Dans le square jouxtant ma résidence, chassé de chez lui par des parents indignes, un jeune homme y trouva refuge. Une chaîne de solidarité s'instaura. Chacun à tour de rôle le nourrissait, l'habillait. La nuit, il dormait dans une petite cabane construite pour apprendre aux enfants à grimper. Il vécut ainsi plusieurs mois, moins délaissé par la vie, jusqu'à son appel sous les drapeaux.

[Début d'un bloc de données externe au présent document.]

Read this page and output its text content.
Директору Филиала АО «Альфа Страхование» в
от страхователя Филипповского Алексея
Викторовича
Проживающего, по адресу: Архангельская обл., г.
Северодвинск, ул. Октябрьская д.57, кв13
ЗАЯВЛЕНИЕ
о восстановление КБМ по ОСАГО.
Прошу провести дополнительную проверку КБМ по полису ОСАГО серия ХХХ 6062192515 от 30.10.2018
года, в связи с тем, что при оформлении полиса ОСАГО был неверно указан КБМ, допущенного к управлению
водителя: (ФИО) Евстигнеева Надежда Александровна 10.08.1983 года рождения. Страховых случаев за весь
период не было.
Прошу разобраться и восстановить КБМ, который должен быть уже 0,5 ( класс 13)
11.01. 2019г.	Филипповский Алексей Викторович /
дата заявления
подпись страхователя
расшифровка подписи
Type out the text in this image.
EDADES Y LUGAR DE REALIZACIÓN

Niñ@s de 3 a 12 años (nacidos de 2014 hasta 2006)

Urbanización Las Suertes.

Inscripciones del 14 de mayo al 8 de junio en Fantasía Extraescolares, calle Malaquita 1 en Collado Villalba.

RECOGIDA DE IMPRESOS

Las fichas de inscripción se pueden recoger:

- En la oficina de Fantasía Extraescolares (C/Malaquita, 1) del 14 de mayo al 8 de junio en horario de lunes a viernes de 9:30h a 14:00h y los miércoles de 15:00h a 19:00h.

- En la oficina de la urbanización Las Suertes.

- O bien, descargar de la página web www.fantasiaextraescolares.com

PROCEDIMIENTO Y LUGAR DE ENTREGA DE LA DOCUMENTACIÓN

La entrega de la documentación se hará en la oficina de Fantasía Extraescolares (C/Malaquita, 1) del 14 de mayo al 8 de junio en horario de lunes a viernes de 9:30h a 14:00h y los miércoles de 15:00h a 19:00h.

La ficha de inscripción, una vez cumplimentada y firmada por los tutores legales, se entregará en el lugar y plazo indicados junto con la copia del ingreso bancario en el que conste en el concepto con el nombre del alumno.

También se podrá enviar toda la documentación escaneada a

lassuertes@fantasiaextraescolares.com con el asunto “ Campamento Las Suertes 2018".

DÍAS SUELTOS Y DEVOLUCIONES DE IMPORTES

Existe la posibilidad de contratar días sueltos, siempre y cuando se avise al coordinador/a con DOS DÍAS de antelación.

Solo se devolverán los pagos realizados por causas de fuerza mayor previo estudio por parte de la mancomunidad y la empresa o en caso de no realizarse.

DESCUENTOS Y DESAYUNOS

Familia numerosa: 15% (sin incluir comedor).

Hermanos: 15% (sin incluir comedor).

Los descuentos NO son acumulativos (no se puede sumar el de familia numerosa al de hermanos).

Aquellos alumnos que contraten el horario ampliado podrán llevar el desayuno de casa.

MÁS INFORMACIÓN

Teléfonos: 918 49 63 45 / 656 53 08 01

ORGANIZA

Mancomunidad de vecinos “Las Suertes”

Je fréquentais ce jardin assez régulièrement, car j'y rencontrais un ami poète. Sous la ramure nous échangions nos impressions sur nos lectures, nous corrigions mutuellement nos derniers vers.

Bien souvent, l'incertitude d'une diphtongue, d'une forme fixe, nous lançait dans une discussion où le temps s'arrêtait et que les cris d'enfants et les bagarres de chiens n'arrivaient pas à troubler.

Deux ans après, tout au début des vacances scolaires d'été, désireux de connaître l'avis de mon ami "Antoine", j'avais entrepris de déclamer à haute voix mon dernier "chef-d'oeuvre".

A ma grande surprise, un enfant de sept, huit ans s'approcha et s'accroupit près de moi, la bouche grande ouverte. Je finissais de lire et le regardant, sans même avoir à le questionner, j'eus son avis : "c'est plusse beau qu'à l'école", "tu m'en liras un autre demain, dis ? J'aimais sa spontanéité.

Le soir même et spécialement à son intention, j'écrivais un petit rondel dont je fis des photocopies.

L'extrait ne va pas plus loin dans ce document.